A Spatial Data Infrastructure (SDI) is a framework of geospatial data, metadata, users and tools intended to provide an efficient and flexible way to use spatial information. One of the key software components of an SDI is the catalogue service which is needed to discover, query, and manage the metadata. Catalogue services in an SDI are typically based on the Open Geospatial Consortium (OGC) Catalogue Service for the Web (CSW) standard which defines common interfaces for accessing the metadata information.
A search engine is a software system capable of supporting fast and reliable search, which may use “any means necessary” to get users to the resources they need quickly and efficiently. These techniques may include features such as full text search, natural language processing, weighted results, fuzzy tolerance results, faceting, hit highlighting, recommendations, feedback mechanisms based on log mining, usage statistic gathering, and many others. In this paper we will be focusing on improving geospatial search with a search engine platform that uses Lucene, a Java-based search library, at its core.
In work funded by the National Endowment for the Humanities, the Centre for Geographic Analysis (CGA) at Harvard University is in the process of re-engineering the search component of its public domain SDI (WorldMap http://worldmap.harvard.edu ) which is based on the GeoNode platform. In the process the CGA has developed Harvard Hypermap (HHypermap), a map services registry and search platform independent from WorldMap.

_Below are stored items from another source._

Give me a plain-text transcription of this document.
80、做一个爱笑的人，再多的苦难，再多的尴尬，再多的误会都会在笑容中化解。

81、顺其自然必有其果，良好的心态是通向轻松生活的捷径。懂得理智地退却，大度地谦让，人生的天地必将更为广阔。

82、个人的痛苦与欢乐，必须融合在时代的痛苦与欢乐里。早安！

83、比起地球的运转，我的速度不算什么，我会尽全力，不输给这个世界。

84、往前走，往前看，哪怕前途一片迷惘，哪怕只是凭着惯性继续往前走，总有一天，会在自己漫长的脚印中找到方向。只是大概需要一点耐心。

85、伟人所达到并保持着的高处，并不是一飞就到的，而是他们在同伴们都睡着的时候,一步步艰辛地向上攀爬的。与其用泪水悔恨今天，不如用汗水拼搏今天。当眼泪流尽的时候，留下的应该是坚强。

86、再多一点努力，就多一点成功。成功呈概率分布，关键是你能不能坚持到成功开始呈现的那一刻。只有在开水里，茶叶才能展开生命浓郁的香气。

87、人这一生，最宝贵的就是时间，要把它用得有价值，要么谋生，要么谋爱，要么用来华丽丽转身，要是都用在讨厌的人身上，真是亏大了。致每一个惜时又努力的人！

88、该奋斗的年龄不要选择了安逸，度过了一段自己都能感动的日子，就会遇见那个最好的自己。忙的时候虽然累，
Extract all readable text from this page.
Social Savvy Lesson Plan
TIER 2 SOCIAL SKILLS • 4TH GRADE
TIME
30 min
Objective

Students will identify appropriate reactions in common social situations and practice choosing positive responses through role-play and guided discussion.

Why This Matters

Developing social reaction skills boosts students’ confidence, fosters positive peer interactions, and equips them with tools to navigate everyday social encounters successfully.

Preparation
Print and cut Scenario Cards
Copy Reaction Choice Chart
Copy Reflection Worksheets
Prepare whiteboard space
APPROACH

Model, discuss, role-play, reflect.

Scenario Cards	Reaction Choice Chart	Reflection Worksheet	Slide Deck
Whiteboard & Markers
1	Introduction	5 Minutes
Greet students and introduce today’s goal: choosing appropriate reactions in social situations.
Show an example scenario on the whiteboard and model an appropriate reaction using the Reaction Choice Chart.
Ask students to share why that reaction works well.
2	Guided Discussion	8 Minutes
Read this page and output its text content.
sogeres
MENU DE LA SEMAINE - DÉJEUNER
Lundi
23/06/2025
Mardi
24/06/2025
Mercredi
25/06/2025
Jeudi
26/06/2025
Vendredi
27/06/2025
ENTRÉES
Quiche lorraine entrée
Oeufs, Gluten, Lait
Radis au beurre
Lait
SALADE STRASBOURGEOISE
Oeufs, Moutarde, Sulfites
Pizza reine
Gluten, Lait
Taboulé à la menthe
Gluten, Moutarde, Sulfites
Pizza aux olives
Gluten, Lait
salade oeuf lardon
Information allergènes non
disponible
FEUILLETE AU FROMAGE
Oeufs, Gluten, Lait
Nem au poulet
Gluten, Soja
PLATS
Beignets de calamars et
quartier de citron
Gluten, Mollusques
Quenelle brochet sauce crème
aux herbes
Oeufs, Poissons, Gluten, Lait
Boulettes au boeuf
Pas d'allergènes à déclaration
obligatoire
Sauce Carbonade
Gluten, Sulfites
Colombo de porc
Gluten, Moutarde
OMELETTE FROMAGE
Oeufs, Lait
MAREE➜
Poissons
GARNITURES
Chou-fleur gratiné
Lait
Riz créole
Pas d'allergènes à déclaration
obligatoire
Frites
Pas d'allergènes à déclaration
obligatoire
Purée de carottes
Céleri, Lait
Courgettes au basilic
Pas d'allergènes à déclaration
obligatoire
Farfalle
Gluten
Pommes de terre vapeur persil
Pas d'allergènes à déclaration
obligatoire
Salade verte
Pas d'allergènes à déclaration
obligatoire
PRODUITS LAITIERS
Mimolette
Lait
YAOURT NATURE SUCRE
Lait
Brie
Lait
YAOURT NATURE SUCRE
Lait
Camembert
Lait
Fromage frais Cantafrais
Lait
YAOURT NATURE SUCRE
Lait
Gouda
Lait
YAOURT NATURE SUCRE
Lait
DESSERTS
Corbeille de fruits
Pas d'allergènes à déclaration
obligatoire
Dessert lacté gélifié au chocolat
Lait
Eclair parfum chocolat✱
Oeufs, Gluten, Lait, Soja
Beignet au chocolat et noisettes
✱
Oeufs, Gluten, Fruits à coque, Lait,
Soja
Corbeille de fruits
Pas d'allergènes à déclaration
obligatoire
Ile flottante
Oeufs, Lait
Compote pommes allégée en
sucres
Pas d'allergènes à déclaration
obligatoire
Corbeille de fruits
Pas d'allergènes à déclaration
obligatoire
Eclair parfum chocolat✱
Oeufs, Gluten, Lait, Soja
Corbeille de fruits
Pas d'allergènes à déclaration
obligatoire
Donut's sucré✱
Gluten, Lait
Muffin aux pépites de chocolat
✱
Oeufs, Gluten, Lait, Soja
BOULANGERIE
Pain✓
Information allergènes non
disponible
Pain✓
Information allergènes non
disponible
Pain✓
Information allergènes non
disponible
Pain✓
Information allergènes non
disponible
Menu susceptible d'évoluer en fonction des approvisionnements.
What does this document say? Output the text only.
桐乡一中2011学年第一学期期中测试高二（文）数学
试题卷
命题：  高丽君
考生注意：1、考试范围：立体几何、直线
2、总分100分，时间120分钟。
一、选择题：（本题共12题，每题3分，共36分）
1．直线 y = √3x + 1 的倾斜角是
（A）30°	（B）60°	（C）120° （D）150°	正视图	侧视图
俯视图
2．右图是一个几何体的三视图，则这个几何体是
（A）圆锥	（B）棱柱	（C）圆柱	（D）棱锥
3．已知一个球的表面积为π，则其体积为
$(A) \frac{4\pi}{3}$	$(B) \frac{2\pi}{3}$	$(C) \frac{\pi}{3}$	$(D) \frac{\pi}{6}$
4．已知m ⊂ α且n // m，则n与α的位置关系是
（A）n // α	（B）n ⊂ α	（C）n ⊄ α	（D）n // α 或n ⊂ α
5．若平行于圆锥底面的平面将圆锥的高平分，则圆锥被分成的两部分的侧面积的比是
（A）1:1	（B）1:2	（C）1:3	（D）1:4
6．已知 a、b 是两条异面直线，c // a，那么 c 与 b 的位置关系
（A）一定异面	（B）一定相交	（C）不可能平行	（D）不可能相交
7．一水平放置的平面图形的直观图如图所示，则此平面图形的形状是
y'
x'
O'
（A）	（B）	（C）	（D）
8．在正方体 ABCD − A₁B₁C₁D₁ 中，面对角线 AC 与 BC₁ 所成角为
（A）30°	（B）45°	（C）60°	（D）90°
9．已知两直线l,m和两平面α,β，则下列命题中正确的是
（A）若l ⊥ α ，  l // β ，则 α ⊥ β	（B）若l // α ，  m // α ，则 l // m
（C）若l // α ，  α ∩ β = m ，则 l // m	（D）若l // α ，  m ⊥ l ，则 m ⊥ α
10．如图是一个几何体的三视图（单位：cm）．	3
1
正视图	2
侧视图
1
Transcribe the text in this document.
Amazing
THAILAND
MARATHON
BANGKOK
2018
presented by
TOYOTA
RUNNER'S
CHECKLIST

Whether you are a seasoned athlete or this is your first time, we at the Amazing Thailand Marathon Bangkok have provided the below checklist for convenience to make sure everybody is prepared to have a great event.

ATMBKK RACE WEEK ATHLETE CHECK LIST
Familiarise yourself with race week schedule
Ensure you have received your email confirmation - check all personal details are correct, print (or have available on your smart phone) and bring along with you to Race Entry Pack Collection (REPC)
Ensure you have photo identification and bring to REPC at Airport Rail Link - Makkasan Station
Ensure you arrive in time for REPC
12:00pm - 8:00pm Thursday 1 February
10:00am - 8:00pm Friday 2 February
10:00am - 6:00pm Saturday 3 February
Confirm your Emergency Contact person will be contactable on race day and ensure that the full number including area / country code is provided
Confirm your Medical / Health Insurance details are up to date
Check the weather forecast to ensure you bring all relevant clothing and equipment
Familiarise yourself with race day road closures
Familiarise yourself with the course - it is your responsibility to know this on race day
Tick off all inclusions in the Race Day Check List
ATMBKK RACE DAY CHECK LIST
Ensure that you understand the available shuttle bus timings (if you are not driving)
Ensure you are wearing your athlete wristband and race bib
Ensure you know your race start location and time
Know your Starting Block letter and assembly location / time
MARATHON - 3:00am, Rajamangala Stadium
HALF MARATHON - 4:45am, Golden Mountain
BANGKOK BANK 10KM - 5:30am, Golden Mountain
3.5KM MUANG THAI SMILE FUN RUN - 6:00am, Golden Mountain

The goal of HHypermap is to provide a framework for building and maintaining a comprehensive registry of web map services, and because such a registry is expected to be large, the system supports the development of clients with modern search capabilities such as spatial and temporal faceting and instant previews via an open API. Behind the scenes HHypermap scalably harvests OGC and Esri service metadata from distributed servers, organizes that information, and pushes it to a search engine. The system monitors services for reliability and uses that to improve search. End users will be able to search the SDI metadata using standard interfaces provided by the internal CSW catalogue, and will benefit from the enhanced search possibilities provided by an advanced search engine. HHypermap is built on an open source software source stack.